I’ve barely scratched the surface of web graph communities. There are so many directions future research could go. For example:

Layer in and propagate metadata: If we add information such as edge weights, link types, or external labels to the data, how well can we propagate this information through the graph?
Remove/add nodes and measure impact on communities: I’m curious how adding or taking away nodes of high edge centrality change effectiveness of LPA and quality of resulting communities.
Observe web graph evolution over time: There is a new Common Crawl dataset each month! Would be interesting to see what clusters emerge over time. Conversely, what communities remain unchanged? As we know, the Internet isn’t static.
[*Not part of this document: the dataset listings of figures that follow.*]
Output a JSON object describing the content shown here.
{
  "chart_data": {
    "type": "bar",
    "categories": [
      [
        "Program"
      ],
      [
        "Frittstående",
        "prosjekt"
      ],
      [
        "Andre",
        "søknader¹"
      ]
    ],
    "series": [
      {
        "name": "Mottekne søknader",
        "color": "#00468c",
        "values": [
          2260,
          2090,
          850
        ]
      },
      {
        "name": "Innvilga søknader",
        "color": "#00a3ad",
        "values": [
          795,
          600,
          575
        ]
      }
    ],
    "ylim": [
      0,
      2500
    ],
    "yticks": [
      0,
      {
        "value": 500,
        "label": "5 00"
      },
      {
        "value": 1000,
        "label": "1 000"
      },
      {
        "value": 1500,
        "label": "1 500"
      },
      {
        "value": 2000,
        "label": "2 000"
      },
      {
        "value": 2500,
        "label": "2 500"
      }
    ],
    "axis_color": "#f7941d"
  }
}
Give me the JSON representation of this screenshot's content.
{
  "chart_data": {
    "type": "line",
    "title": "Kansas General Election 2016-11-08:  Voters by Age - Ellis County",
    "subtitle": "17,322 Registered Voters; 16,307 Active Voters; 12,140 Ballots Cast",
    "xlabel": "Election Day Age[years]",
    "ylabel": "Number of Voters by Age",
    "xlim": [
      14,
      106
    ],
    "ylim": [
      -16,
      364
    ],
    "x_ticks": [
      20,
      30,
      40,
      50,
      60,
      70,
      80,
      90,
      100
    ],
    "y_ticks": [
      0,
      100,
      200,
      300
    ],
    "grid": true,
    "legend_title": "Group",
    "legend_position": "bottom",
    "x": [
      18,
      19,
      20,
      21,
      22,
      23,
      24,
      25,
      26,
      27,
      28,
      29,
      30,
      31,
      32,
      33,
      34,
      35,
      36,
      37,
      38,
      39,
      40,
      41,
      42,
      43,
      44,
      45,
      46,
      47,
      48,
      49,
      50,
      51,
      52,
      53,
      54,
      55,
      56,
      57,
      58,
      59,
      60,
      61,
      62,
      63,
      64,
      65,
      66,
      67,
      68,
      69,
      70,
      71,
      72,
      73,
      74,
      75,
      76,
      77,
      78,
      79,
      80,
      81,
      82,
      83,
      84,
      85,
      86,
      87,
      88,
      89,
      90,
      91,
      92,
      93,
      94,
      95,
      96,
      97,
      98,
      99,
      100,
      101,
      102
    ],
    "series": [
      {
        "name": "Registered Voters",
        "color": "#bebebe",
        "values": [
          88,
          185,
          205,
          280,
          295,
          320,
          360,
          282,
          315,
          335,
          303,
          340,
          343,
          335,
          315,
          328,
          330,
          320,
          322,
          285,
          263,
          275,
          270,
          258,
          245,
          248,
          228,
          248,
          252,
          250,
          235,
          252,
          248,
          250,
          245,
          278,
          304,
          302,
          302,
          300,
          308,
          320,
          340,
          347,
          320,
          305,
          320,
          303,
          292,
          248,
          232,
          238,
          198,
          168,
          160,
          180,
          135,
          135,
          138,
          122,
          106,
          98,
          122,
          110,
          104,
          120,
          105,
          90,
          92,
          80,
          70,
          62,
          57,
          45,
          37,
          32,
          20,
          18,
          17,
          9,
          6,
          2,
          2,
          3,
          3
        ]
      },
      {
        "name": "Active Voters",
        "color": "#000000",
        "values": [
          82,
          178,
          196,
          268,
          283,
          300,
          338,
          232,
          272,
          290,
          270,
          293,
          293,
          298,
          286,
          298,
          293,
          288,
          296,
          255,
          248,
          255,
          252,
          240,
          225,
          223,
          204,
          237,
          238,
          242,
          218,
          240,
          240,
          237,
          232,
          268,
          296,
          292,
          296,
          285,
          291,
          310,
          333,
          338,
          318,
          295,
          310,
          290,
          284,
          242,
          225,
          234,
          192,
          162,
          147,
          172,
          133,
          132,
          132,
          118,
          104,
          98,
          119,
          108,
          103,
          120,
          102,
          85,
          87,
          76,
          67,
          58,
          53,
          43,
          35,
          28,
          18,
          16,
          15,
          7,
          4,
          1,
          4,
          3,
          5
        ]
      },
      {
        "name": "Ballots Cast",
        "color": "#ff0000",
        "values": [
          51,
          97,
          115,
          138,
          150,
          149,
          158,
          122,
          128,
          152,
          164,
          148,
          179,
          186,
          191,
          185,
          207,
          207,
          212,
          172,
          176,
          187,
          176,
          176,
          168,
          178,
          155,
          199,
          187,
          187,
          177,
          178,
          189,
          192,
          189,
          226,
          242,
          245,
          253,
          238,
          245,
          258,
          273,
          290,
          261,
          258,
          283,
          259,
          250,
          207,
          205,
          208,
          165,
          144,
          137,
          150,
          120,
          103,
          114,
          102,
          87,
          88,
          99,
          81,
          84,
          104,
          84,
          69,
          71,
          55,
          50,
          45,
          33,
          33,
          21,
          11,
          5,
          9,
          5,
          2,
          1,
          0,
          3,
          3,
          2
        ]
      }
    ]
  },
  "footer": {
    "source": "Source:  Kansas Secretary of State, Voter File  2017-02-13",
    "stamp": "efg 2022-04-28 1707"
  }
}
The Github repo for the demo contains a small sample web graph of 10k nodes. There are also instructions for getting setup with Docker and running the pyspark notebooks. I hope this will be helpful in jump-starting experimentation with web graph data, and learning Spark GraphFrames for your own data science problems.

Happy exploring!

We’re pioneers! Graph pioneers. :) Image Source.

Acknowledgements

Thanks to Dr. Yana Volkovich for deepening my learning of graph theory and being a great mentor. Thanks also to my other colleagues who gave feedback on my talk.

References

Adamic, Lada A., and Natalie Glance. “The political blogosphere and the 2004 US election: divided they blog.” Proceedings of the 3rd international workshop on Link discovery. ACM, 2005.

Common Crawl dataset (September 2017).

Farine, Damien R., et al. “Both nearest neighbours and long-term affiliates predict individual locations during collective movement in wild baboons.” Scientific reports 6 (2016): 27704

Fortunato, Santo. “Community detection in graphs.” Physics reports 486.3–5 (2010): 75–174.

Girvan, Michelle, and Mark EJ Newman. “Community structure in social and biological networks.” Proceedings of the national academy of sciences 99.12 (2002): 7821–7826.

Leskovec, Jure, Anand Rajaraman, and Jeffrey David Ullman. Mining of massive datasets. Cambridge University Press, 2014.

Raghavan, Usha Nandini, Réka Albert, and Soundar Kumara. “Near linear time algorithm to detect community structures in large-scale networks.” Physical review E 76.3 (2007): 036106.

Zachary karate club network dataset — KONECT, April 2017.